Bawaslu Identifikasi Lokasi TPS Rawan Saat Pencoblosan

Bawaslu mengingatkan adanya potensi intimidasi kepada pemilih

Rep: Dian Erika Nugraheny/ Red: Esthi Maharani
Anggota Bawaslu, Mochamad Afifuddin
Foto: Republika/Dian Erika Nugraheny
Anggota Bawaslu, Mochamad Afifuddin

REPUBLIKA.CO.ID, JAKARTA -- Anggota Badan Pengawas Pemilu (Bawaslu), Mochamad Afifuddin, mengatakan saat ini sedang mengidentifikasi sejumlah tempat pemungutan suara (TPS) yang berpotensi rawan saat hari pemungutan suara pada Rabu 17 April. Bawaslu mengingatkan adanya potensi intimidasi kepada pemilih di dekat TPS rawan itu.

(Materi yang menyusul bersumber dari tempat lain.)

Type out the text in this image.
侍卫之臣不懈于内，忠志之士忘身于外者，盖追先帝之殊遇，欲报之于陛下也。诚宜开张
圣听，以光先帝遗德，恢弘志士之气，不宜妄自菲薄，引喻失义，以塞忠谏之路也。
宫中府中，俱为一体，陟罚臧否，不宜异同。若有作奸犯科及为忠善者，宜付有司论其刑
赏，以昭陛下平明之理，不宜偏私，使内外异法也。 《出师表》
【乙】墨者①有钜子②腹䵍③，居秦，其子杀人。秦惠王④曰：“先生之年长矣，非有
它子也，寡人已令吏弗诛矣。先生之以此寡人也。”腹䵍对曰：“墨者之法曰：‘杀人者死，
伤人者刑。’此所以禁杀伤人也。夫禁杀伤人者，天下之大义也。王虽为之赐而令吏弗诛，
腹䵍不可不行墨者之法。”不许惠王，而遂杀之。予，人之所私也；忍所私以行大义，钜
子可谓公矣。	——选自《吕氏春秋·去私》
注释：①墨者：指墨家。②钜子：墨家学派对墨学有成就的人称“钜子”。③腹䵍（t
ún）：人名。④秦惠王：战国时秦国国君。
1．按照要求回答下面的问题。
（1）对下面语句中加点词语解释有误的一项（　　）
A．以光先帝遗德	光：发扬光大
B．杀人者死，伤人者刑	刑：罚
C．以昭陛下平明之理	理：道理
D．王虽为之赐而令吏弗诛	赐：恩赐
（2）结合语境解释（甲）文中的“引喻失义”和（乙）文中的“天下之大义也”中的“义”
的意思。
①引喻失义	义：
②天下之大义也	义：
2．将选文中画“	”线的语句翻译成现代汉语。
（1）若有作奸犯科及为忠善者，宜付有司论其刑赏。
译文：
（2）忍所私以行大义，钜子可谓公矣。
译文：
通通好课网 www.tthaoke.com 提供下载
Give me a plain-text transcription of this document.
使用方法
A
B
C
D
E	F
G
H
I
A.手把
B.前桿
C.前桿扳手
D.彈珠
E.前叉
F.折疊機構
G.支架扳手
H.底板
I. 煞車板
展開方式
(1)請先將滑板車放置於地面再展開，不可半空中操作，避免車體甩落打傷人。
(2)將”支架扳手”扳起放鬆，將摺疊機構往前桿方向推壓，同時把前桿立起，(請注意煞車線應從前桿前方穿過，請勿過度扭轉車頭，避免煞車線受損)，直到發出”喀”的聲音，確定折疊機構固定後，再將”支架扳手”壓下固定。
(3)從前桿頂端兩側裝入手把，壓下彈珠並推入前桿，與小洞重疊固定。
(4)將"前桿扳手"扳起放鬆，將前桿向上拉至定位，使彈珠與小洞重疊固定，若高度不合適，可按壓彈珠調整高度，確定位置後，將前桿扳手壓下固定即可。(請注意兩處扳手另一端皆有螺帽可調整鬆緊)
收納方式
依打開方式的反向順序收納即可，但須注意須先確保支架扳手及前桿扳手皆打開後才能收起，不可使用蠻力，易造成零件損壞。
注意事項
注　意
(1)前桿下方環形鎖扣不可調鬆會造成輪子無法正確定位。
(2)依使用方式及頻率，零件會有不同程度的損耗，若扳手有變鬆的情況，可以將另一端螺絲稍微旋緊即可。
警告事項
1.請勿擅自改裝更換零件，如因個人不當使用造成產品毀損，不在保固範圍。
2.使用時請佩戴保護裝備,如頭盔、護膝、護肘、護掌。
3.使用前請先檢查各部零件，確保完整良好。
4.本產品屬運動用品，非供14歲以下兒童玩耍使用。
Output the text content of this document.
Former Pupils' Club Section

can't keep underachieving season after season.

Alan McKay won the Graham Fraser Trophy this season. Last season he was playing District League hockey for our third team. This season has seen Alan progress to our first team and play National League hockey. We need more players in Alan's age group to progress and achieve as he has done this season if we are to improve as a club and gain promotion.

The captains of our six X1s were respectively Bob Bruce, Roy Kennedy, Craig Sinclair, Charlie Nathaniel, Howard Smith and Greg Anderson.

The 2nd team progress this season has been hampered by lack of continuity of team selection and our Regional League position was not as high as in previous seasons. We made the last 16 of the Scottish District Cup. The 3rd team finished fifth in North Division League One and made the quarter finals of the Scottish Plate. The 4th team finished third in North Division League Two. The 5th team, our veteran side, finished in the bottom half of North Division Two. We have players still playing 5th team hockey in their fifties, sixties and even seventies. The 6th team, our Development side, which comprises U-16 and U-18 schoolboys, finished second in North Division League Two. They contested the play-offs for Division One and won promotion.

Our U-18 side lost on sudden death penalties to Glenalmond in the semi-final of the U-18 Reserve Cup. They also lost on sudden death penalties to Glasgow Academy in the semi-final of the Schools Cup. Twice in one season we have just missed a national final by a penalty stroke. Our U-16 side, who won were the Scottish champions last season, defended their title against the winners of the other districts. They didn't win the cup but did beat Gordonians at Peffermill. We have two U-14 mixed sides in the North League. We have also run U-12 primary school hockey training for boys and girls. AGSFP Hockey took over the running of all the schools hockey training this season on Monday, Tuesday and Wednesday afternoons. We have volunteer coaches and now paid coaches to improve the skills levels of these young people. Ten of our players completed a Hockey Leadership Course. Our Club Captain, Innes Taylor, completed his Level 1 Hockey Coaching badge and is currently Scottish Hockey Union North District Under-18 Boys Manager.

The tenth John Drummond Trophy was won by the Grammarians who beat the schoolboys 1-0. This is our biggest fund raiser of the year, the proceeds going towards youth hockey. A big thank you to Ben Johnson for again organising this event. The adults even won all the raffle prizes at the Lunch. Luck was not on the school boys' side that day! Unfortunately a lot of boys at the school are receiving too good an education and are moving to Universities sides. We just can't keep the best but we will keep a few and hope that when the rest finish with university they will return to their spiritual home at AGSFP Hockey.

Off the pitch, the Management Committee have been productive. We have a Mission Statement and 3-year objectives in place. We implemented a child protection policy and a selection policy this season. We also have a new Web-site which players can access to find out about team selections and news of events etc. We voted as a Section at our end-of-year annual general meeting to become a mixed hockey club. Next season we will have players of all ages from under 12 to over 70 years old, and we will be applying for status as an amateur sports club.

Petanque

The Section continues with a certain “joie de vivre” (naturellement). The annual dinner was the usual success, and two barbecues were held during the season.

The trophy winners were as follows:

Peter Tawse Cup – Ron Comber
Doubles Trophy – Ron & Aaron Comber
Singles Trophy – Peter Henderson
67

Menurut Afif, ada sejumlah variabel yang mempengaruhi kerawanan TPS. Salah satunya, TPS yang berada di sekitar posko atau markas pemenangan peserta pemilu tertentu.

"Ini rawan untuk mengarahkan pemilih atau mengintimidasi pemilih sehingga menjadi perhatian kita," ujar Afif ketika dikonfirmasi, Senin (15/4).

Selain itu, lanjut Afif, TPS rawan ini diidentifikasi dari variabel netralitas dan profesionalitas penyelenggara, kesiapan logistik pemilu seperti yang rusak atau potensi kekurangan logistik, politik uang dan SARA. Sehingga, Bawaslu memetakan seluruh TPS rawan untuk persiapan langkah antisipasi.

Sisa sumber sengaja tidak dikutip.